Returning to our intriguing cloud of dust and gas, this object is named X7, has a mass equivalent to about 50 Earths and appears to have been swirling around Sgr A* for decades at ungodly speeds reaching about 700 miles per second. But most importantly, experts have been carefully tracking X7 for the longest time because of its quite perplexing form -- it looks like a Tic-Tac -- and the fact that it has been shapeshifting a little too quickly for comfort. 

Now, the cinematic story of X7 is out in the open for us all to gawk at. 

"No other object in this region has shown such an extreme evolution," Anna Ciurlo, an assistant researcher at the University of California, Los Angeles and lead author of the paper, said in a statement. 

As Ciurlo explains, X7 started off comet-shaped. But she and fellow researchers followed it for about 20 years, during which time they watched it become longer while it treaded deeper… and deeper… into Sgr A*'s gravitational tides. 

15 images of X7 are shown, each representing a different year so you can see how the cloud evolved over time.

Here you can see the evolution of X7's shape as the black hole dragged it closer over the years.

Anna Ciurlo/UCLA

"It's exciting to see significant changes of X7's shape and dynamics in such great detail over a relatively short time scale as the gravitational forces of the supermassive black hole at the center of the Milky Way influences this object," Randy Campbell, a co-author of the paper and the science operations lead at the Keck Observatory, a machine that aided in the team's analysis, said in a statement.

Theoretically speaking, the researchers think it'd take X7 something like 170 years to complete its orbit around Sgr A* -- but in truth, this blob probably won't get that far. 

The embrace of a black hole is relentless.

"We anticipate the strong tidal forces exerted by the galactic black hole will ultimately tear X7 apart before it completes even one orbit," co-author Mark Morris, a professor of physics and astronomy at UCLA, said in a statement.

Which brings me to episode 852, probably, of The Scary Supermassive Black Hole Diaries.
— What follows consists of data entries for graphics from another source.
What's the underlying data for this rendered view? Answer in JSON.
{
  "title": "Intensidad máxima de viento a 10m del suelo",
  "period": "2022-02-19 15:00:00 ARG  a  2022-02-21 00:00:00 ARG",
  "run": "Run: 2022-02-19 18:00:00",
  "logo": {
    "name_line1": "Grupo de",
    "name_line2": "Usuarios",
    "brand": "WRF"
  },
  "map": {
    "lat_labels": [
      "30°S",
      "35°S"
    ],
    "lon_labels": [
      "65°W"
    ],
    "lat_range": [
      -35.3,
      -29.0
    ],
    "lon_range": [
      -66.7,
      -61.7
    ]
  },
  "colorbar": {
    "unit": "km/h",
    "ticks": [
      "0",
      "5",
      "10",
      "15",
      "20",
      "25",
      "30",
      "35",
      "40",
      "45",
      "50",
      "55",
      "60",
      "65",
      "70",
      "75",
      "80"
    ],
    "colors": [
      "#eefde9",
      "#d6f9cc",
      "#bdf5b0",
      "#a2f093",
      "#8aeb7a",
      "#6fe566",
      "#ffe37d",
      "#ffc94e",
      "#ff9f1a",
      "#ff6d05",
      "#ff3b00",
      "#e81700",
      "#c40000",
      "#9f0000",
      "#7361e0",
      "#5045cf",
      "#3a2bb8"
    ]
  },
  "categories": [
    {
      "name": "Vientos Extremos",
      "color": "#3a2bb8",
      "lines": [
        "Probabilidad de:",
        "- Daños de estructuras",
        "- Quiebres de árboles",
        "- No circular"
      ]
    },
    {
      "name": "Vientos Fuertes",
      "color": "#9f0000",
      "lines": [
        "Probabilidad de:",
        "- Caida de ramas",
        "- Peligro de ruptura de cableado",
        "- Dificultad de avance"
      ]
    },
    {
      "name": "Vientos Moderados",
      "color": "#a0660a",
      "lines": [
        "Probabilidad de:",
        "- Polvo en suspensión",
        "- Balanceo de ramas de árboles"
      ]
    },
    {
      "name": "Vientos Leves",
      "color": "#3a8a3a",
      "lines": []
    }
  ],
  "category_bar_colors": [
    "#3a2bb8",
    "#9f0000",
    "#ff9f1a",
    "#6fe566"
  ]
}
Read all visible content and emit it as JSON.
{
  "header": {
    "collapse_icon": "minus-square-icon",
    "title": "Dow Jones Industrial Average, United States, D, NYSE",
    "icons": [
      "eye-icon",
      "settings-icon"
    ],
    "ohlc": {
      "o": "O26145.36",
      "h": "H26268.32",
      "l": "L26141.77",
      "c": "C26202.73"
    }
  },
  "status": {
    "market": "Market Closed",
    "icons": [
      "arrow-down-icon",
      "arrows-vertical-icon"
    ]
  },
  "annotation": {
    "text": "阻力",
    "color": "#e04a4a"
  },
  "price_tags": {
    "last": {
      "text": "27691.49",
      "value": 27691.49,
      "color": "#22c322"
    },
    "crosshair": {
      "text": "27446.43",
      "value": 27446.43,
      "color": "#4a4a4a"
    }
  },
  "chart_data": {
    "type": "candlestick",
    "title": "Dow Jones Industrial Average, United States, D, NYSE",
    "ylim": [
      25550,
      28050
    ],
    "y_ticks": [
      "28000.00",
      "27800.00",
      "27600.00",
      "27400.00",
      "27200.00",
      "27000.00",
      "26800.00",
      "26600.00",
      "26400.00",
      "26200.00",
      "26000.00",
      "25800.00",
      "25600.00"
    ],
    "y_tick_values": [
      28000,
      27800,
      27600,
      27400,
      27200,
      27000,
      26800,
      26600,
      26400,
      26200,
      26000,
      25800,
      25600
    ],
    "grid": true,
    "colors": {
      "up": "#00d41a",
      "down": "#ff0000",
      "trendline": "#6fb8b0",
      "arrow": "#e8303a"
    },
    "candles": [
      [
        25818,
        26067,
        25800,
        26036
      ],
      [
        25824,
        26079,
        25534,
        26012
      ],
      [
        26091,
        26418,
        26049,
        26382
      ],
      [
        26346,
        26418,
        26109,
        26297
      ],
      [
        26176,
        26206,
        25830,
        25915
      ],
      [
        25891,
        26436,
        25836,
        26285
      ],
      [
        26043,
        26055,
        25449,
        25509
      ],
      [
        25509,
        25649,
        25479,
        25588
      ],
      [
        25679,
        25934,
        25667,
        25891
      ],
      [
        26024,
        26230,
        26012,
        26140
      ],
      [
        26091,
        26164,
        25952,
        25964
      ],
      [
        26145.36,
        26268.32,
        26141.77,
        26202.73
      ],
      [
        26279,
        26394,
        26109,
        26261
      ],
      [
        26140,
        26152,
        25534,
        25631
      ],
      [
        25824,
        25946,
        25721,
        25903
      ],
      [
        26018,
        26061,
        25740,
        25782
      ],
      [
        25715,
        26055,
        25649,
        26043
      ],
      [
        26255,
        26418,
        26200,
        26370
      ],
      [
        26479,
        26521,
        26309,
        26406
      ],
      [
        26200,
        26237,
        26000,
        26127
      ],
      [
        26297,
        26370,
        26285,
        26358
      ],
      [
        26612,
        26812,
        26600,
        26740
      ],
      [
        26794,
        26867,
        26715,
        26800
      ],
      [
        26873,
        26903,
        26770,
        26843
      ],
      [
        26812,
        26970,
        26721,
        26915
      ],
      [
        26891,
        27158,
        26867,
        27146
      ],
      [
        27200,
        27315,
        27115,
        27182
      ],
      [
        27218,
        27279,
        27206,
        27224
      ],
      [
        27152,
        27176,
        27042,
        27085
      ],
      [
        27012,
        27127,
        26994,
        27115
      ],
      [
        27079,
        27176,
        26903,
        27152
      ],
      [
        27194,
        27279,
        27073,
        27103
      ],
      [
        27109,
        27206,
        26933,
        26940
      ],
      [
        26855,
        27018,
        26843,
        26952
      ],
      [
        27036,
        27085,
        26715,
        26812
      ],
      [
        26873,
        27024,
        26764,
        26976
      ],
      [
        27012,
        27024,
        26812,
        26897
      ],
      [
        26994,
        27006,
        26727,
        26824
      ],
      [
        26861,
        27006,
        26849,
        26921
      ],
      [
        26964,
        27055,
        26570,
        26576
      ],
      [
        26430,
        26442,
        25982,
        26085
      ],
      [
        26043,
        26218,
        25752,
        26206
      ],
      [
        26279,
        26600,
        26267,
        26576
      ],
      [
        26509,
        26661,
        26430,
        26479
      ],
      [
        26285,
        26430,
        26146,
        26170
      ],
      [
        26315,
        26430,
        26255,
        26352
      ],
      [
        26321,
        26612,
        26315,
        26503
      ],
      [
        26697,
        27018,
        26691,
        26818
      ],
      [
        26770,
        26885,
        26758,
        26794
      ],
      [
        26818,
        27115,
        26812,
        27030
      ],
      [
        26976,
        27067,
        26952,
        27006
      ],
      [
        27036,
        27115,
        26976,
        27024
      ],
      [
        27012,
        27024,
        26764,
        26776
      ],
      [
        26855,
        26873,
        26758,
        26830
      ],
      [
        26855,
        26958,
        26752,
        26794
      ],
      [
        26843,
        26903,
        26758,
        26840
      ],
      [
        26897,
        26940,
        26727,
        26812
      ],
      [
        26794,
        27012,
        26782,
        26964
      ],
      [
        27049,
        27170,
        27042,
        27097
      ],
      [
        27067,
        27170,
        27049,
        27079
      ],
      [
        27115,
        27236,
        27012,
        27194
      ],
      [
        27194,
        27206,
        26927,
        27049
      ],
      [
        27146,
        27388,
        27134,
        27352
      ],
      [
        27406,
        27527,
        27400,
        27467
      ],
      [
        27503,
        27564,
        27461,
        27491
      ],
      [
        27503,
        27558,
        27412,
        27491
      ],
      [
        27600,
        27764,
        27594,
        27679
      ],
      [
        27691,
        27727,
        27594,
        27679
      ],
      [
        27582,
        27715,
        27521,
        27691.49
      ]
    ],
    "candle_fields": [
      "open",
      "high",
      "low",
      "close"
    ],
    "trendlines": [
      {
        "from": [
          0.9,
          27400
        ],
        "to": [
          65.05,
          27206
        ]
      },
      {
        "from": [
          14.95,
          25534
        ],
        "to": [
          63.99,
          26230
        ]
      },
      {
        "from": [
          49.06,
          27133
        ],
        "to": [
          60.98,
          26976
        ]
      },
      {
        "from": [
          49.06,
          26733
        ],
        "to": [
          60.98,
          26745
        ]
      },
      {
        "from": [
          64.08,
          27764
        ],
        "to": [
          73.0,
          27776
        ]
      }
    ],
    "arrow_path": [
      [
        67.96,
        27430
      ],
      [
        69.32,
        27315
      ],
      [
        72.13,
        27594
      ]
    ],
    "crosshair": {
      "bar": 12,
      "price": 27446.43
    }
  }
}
Here's what will most likely happen to X7 during its ultimate demise.

Flying into the centre of the Milky Way to reveal the first image of black hole Sgr A*.

EHT Collaboration

When thinking about supermassive black holes, it isn't uncommon to imagine them "devouring" or "sucking in" pieces of our universe, perhaps even to the tune of a menacing film score. Looking at you Hans Zimmer. But in reality, these voids are far more passive than you'd expect -- and that's what makes them all the more terrifying. 

Scattered across the fabric of space, black holes kind of just sit there with their immense gravitational might until a star – or interstellar cloud, in this case -- accidentally treads a little too close. Immediately and effortlessly, the beast's gravity starts to compress, stretch, twist and bend that unlucky orb. That'll keep happening until the thing looks like a looooong noodle. This process is (quite aptly) called spaghettification

Slowly, the noodled thing falls closer toward the black hole, crossing even the hazy boundary between our universe and whatever lies inside the abyss -- the event horizon. 
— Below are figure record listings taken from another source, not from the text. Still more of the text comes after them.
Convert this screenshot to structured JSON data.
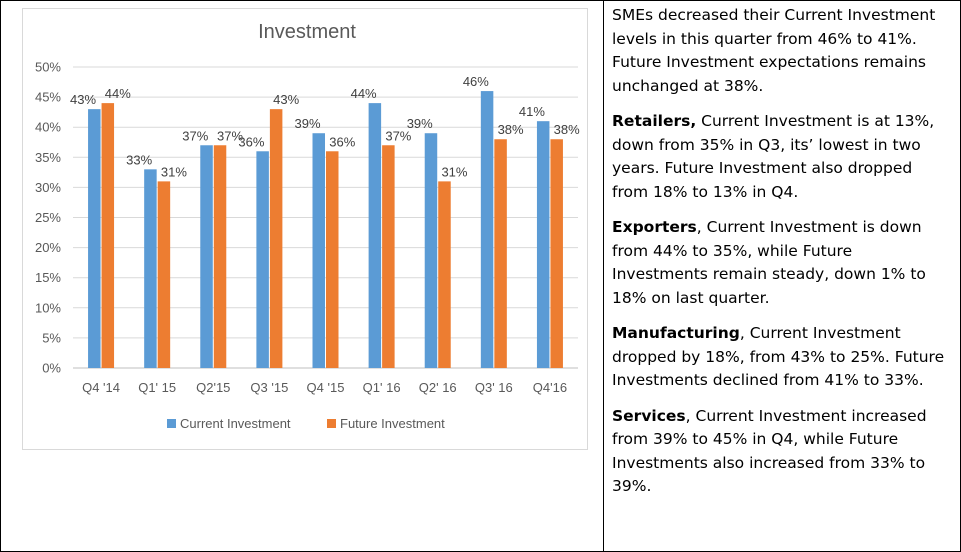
{
  "chart_data": {
    "type": "bar",
    "title": "Investment",
    "categories": [
      "Q4 '14",
      "Q1' 15",
      "Q2'15",
      "Q3 '15",
      "Q4 '15",
      "Q1' 16",
      "Q2' 16",
      "Q3' 16",
      "Q4'16"
    ],
    "series": [
      {
        "name": "Current Investment",
        "values": [
          43,
          33,
          37,
          36,
          39,
          44,
          39,
          46,
          41
        ],
        "color": "#5b9bd5"
      },
      {
        "name": "Future Investment",
        "values": [
          44,
          31,
          37,
          43,
          36,
          37,
          31,
          38,
          38
        ],
        "color": "#ed7d31"
      }
    ],
    "value_labels": [
      [
        "43%",
        "33%",
        "37%",
        "36%",
        "39%",
        "44%",
        "39%",
        "46%",
        "41%"
      ],
      [
        "44%",
        "31%",
        "37%",
        "43%",
        "36%",
        "37%",
        "31%",
        "38%",
        "38%"
      ]
    ],
    "yticks": [
      "0%",
      "5%",
      "10%",
      "15%",
      "20%",
      "25%",
      "30%",
      "35%",
      "40%",
      "45%",
      "50%"
    ],
    "ylim": [
      0,
      50
    ],
    "grid": true,
    "legend_position": "bottom"
  },
  "commentary": {
    "intro": "SMEs decreased their Current Investment levels in this quarter from 46% to 41%. Future Investment expectations remains unchanged at 38%.",
    "sections": [
      {
        "heading": "Retailers,",
        "text": " Current Investment is at 13%, down from 35% in Q3, its’ lowest in two years. Future Investment also dropped from 18% to 13% in Q4."
      },
      {
        "heading": "Exporters",
        "text": ", Current Investment is down from 44% to 35%, while Future Investments remain steady, down 1% to 18% on last quarter."
      },
      {
        "heading": "Manufacturing",
        "text": ", Current Investment dropped by 18%, from 43% to 25%. Future Investments declined from 41% to 33%."
      },
      {
        "heading": "Services",
        "text": ", Current Investment increased from 39% to 45% in Q4, while Future Investments also increased from 33% to 39%."
      }
    ]
  }
}
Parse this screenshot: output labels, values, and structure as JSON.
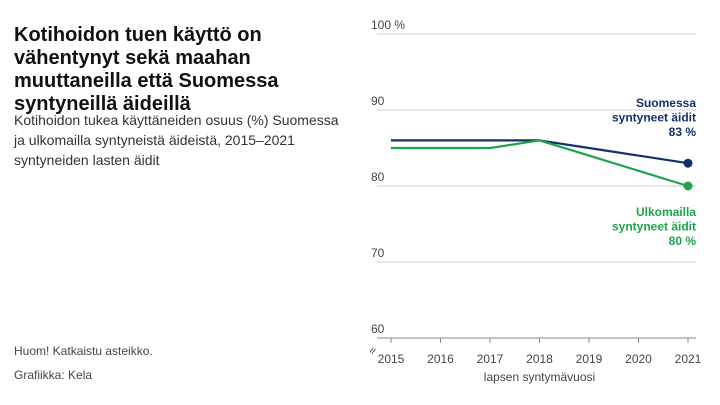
{
  "title": "Kotihoidon tuen käyttö on vähentynyt sekä maahan muuttaneilla että Suomessa syntyneillä äideillä",
  "subtitle": "Kotihoidon tukea käyttäneiden osuus (%) Suomessa ja ulkomailla syntyneistä äideistä, 2015–2021 syntyneiden lasten äidit",
  "note": "Huom! Katkaistu asteikko.",
  "source": "Grafiikka: Kela",
  "colors": {
    "finland": "#14306b",
    "abroad": "#1fa34a",
    "grid": "#cfcfcf",
    "axis": "#888888"
  },
  "chart_data": {
    "type": "line",
    "x": [
      2015,
      2016,
      2017,
      2018,
      2019,
      2020,
      2021
    ],
    "xlabel": "lapsen syntymävuosi",
    "ylabel": "",
    "ylim": [
      60,
      100
    ],
    "yticks": [
      60,
      70,
      80,
      90,
      100
    ],
    "ytick_labels": [
      "60",
      "70",
      "80",
      "90",
      "100 %"
    ],
    "axis_break": "≈",
    "grid": true,
    "series": [
      {
        "key": "finland",
        "name": "Suomessa syntyneet äidit",
        "label_lines": [
          "Suomessa",
          "syntyneet äidit"
        ],
        "end_label": "83 %",
        "values": [
          86,
          86,
          86,
          86,
          85,
          84,
          83
        ]
      },
      {
        "key": "abroad",
        "name": "Ulkomailla syntyneet äidit",
        "label_lines": [
          "Ulkomailla",
          "syntyneet äidit"
        ],
        "end_label": "80 %",
        "values": [
          85,
          85,
          85,
          86,
          84,
          82,
          80
        ]
      }
    ]
  }
}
Beyond this region, nothing can escape. Not atoms, not sound, not light and definitely not the black hole's now shriveled-up X7 dinner. No, this thing would no longer be a part of our universe by then. It would be a part of some other reality that we, humans, cannot access without suffering the same fate. 
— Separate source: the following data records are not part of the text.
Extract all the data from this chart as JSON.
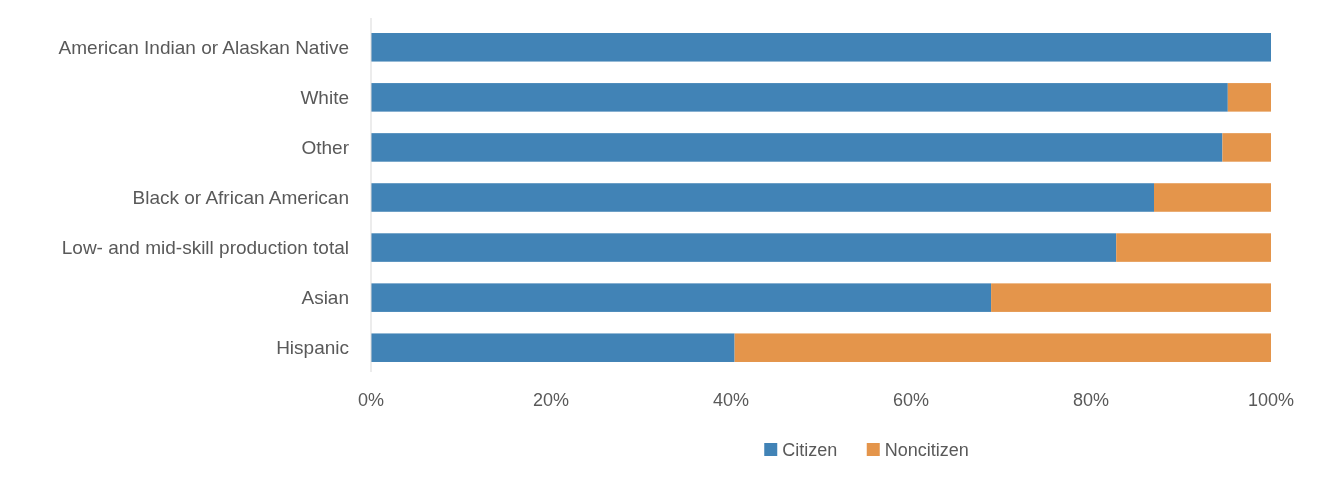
{
  "chart_data": {
    "type": "bar",
    "orientation": "horizontal",
    "stacked": true,
    "categories": [
      "American Indian or Alaskan Native",
      "White",
      "Other",
      "Black or African American",
      "Low- and mid-skill production total",
      "Asian",
      "Hispanic"
    ],
    "series": [
      {
        "name": "Citizen",
        "color": "#4183b6",
        "values": [
          100,
          95.2,
          94.6,
          87.0,
          82.8,
          68.9,
          40.4
        ]
      },
      {
        "name": "Noncitizen",
        "color": "#e4954b",
        "values": [
          0,
          4.8,
          5.4,
          13.0,
          17.2,
          31.1,
          59.6
        ]
      }
    ],
    "xlim": [
      0,
      100
    ],
    "xticks": [
      {
        "value": 0,
        "label": "0%"
      },
      {
        "value": 20,
        "label": "20%"
      },
      {
        "value": 40,
        "label": "40%"
      },
      {
        "value": 60,
        "label": "60%"
      },
      {
        "value": 80,
        "label": "80%"
      },
      {
        "value": 100,
        "label": "100%"
      }
    ],
    "grid": false,
    "legend": "bottom"
  }
}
And then, the blob will be "gone" forever.

As for what, exactly, X7 is? And where did it come from? 

"One possibility is that X7's gas and dust were ejected at the moment when two stars merged," Ciurlo said, emphasizing that such star mergers are very common near black holes. "In this process, the merged star is hidden inside a shell of dust and gas, which might fit the description of the G objects. And the ejected gas perhaps produced X7-like objects."

Although, even with the team's wonderful new lens on the object, that bit is still a mystery.